La relación entre Estados Unidos y sus aliados en la OTAN enfrenta tensiones por la intención de Washington de adquirir Groenlandia, la isla ártica que es territorio autónomo de Dinamarca. El secretario de Estado estadounidense, Marco Rubio, anunció que se reunirá con funcionarios daneses la próxima semana para tratar el tema, luego de que la administración de Donald Trump reafirmara que considera estratégico controlar la isla debido a la amenaza de China y Rusia en la región.
Trump ha sugerido incluso que no descarta el uso de la fuerza militar, aunque Rubio aclaró que la intención principal es la compra de Groenlandia y no una acción bélica. La propuesta ha generado inquietud en Dinamarca, cuyo gobierno advirtió que cualquier intento de anexión podría poner en riesgo la membresía del país en la OTAN. Otros miembros de la alianza, incluidos Francia, Alemania, Italia, Polonia, España y Reino Unido, respaldaron a Dinamarca y subrayaron que Groenlandia pertenece a su pueblo.
Analistas destacan que la adquisición estadounidense no aportaría ventajas de seguridad adicionales, ya que Estados Unidos ya goza de amplias facilidades militares en bases danesas y acceso a Groenlandia a través de acuerdos existentes.

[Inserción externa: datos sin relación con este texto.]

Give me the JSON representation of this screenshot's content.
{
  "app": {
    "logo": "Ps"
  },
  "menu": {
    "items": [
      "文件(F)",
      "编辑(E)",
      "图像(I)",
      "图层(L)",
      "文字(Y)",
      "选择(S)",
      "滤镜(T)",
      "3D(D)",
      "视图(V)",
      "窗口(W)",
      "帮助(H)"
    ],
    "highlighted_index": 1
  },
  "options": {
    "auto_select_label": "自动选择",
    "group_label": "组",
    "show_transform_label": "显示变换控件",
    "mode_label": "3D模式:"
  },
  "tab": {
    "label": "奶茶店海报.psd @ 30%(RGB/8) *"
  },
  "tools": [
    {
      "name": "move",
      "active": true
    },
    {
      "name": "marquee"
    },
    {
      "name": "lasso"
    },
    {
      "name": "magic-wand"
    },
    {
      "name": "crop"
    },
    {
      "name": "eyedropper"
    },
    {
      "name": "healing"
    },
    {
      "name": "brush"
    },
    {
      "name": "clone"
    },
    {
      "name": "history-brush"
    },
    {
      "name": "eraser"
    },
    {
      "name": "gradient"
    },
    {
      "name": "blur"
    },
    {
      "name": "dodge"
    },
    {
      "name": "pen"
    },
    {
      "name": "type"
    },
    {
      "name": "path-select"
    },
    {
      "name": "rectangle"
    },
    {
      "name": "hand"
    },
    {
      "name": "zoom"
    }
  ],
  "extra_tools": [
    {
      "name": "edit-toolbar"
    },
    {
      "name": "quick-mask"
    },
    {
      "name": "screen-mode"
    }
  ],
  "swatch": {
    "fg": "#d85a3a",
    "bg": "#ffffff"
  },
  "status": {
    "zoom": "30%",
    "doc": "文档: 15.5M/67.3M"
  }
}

Además, señalan que una acción de este tipo podría erosionar la percepción internacional del respeto al estado de derecho y generar un precedente negativo para la soberanía de otros territorios.
Dinamarca y Groenlandia han solicitado reuniones con Estados Unidos para abordar la situación y han advertido que la anexión podría terminar con los acuerdos militares vigentes. La comunidad internacional observa con preocupación los posibles efectos de cualquier intento de cambio de soberanía sobre la estabilidad en la región ártica y el futuro de la cooperación dentro de la OTAN.